The backlash was immediate. Ordinary people, political pundits and public figures were quick to condemn not just the law, but the state of Alabama as a whole.
Celebrities targeted our small but growing film and television production industry, calling for a boycott of Alabama. WAAY 31 found out, like so many acting careers, the hysteria was a flash in the pan.
Tommy Hodge owns Prototype Multimedia in Huntsville. They do post-production work for films and TV shows. He’s currently working on editing two independent films.
He was having a pretty good year, and then, the "Human Life Protection Act" was signed into law.
“Like, why? Why did this even have to happen?” Hodge told WAAY 31.
He could hear it, the faint death knell of Alabama’s fragile film industry, and just as the business was set for a banner year.
According to the Alabama film office, 2018 was a record year for film in the state. There were 147 productions, generating $63.5 million in expenditures.
Suddenly, movie moguls, media reps and woke actors were taking to social platforms and cable news sets pointing a collective shame-faced finger at us, threatening to pack up their cameras and go home.

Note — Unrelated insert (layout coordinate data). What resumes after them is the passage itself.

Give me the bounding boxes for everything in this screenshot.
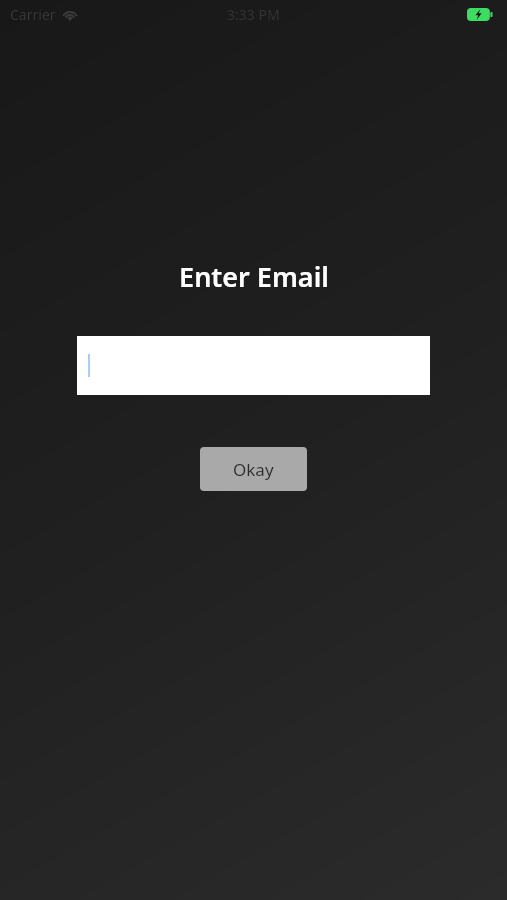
staticText: Okay [233, 458, 274, 481]
staticText: 3:33 PM [227, 5, 280, 24]
button[interactable]: Okay [200, 447, 307, 491]
button[interactable] [77, 336, 430, 395]
staticText: Carrier [10, 5, 56, 24]
staticText: Enter Email [179, 258, 329, 295]
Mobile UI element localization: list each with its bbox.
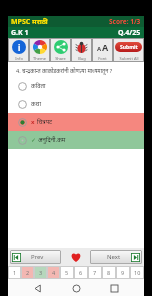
button[interactable]: Submit [115,42,142,52]
button[interactable]: Next [90,250,142,264]
staticText: Bug [78,56,86,61]
staticText: 4 [52,269,56,276]
button[interactable]: 1 [8,266,21,279]
button[interactable]: Home [68,280,84,296]
button[interactable]: 5 [60,266,74,279]
button[interactable]: Share [50,38,71,62]
staticText: ✓ [31,136,38,144]
staticText: 1 [13,269,17,276]
button[interactable]: 9 [116,266,130,279]
button[interactable]: Font [92,38,113,62]
staticText: A [102,41,109,53]
staticText: Next [107,253,121,261]
staticText: A [97,45,102,53]
staticText: x [31,118,37,126]
button[interactable]: Recents [106,280,122,296]
button[interactable]: 6 [74,266,88,279]
staticText: Submit [120,44,138,51]
staticText: 3 [39,269,43,276]
staticText: अनुदिनी.कम [38,136,66,144]
staticText: 9 [121,269,125,276]
staticText: Share [55,56,66,61]
staticText: Theme [33,56,46,61]
button[interactable]: Bug [71,38,92,62]
button[interactable]: Prev [10,250,61,264]
button[interactable]: Theme [29,38,50,62]
button[interactable]: कविता [8,77,144,95]
staticText: Info [15,56,23,61]
staticText: Submit All [119,56,139,61]
staticText: Q.4/25 [118,28,141,38]
button[interactable]: ✓ [8,131,144,149]
button[interactable]: 3 [34,266,47,279]
staticText: Prev [31,253,44,261]
button[interactable]: Info [8,38,29,62]
staticText: कथा [31,100,41,108]
staticText: चित्रपट [37,118,53,126]
staticText: कविता [31,82,46,90]
button[interactable]: x [8,113,144,131]
button[interactable]: 4 [47,266,60,279]
staticText: 2 [26,269,30,276]
button[interactable]: 7 [88,266,102,279]
staticText: Font [98,56,107,61]
button[interactable]: Submit All [113,38,144,62]
button[interactable]: 10 [130,266,144,279]
staticText: 6 [79,269,83,276]
staticText: 10 [134,269,141,276]
staticText: MPSC मराठी [11,17,49,27]
staticText: 4. चन्द्रकान्त काकोडकरांनी कोणत्या माध्य… [16,67,113,74]
button[interactable]: 2 [21,266,34,279]
button[interactable]: Back [30,280,46,296]
staticText: i [18,42,21,53]
staticText: Score: 1/3 [109,17,141,26]
staticText: 5 [65,269,69,276]
staticText: 7 [93,269,97,276]
staticText: 8 [107,269,111,276]
button[interactable]: कथा [8,95,144,113]
button[interactable]: 8 [102,266,116,279]
staticText: G.K 1 [11,28,29,38]
button[interactable]: Favourite [63,248,88,266]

“You have all this instantaneous response, and a lot of times, nobody’s taken the time to research the topic. They just read the headline, and then, they’re immediately commenting on it,” Hodge said.
Social media and the big cable networks, which sometimes can’t even find Alabama on a map, were outraged. However, that didn’t last long. Maybe they realized that this law will be tied up in the courts for years, and, like it or not, abortion will remain the law of the land for now. The mob quickly pivoted to the next injustice du juor.

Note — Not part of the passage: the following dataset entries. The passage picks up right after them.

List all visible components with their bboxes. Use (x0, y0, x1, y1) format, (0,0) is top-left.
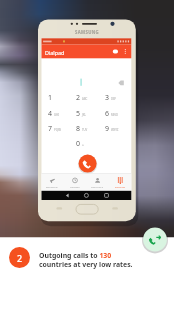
staticText: 1 (48, 93, 53, 103)
staticText: Dialpad (45, 49, 65, 56)
staticText: ROAMING (46, 185, 58, 188)
staticText: Outgoing calls to 130 countries at very … (39, 251, 133, 269)
button[interactable]: 1 (41, 90, 67, 104)
button[interactable]: 4 (41, 106, 67, 120)
staticText: 5 (76, 109, 81, 119)
button[interactable]: ROAMING (41, 174, 63, 191)
staticText: CONTACTS (91, 185, 103, 188)
staticText: PQRS (54, 128, 62, 132)
staticText: TUV (82, 128, 88, 132)
staticText: 4 (48, 109, 53, 119)
staticText: 2 (17, 252, 23, 264)
staticText: HISTORY (70, 185, 80, 188)
button[interactable]: Dialpad (42, 45, 132, 59)
button[interactable]: 3 (98, 90, 124, 104)
staticText: MNO (111, 113, 118, 117)
staticText: 8 (76, 124, 81, 134)
staticText: SAMSUNG (75, 29, 100, 35)
staticText: ABC (82, 97, 88, 101)
button[interactable]: 9 (98, 121, 124, 135)
button[interactable]: 6 (98, 106, 124, 120)
button[interactable]: 2 (9, 247, 30, 268)
button[interactable]: HISTORY (64, 174, 86, 191)
staticText: 2 (76, 93, 81, 103)
staticText: + (82, 142, 84, 147)
staticText: 0 (76, 139, 81, 149)
button[interactable]: CONTACTS (86, 174, 108, 191)
staticText: 6 (105, 109, 110, 119)
button[interactable]: 7 (41, 121, 67, 135)
staticText: 3 (105, 93, 110, 103)
staticText: 7 (48, 124, 53, 134)
button[interactable]: 5 (69, 106, 95, 120)
staticText: JKL (82, 113, 86, 117)
button[interactable]: 0 (69, 136, 95, 150)
staticText: 9 (105, 124, 110, 134)
button[interactable]: 2 (69, 90, 95, 104)
staticText: DIALPAD (115, 185, 125, 188)
button[interactable]: 8 (69, 121, 95, 135)
staticText: GHI (54, 113, 60, 117)
staticText: DEF (111, 97, 117, 101)
staticText: WXYZ (111, 128, 119, 132)
button[interactable]: DIALPAD (109, 174, 131, 191)
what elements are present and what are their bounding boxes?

“I haven’t had a single person call me up and say, ‘Tommy. We were considering you to do this work, but now that you’re in that red state, we’re done. We’re not going to do it.' I haven’t heard a single person do that,” he said.
A spokesperson for the Mobile film office confirmed that, saying they’ve seen “no effects from the abortion ban. We’re doing real well.”
In a promotional video, the Alabama film office shows off the state’s chameleon-like locations. We can be Florida, North Carolina, Vermont, country to city, beaches to mountains, we have it all. A lot of companies have already taken advantage of that.
Alabama has a lot going for it for movie makers. Costs are low here, plus they get money back at up to $20 million per year in incentives. This year, there was so much work, the state ran out of incentive money.
Hodge wonders how long companies will keep filming here.
“It’s hard for them to just kinda get past that and go, ‘Oh well, I’m there to do a job, but I’m living in this place that is violating a fundamental belief of mine, and so I really don’t know if I want to go there,’” Hodge said.
Several media companies have said they will wait for these laws to play out in the courts and not put the livelihoods of hundreds of production staff in jeopardy.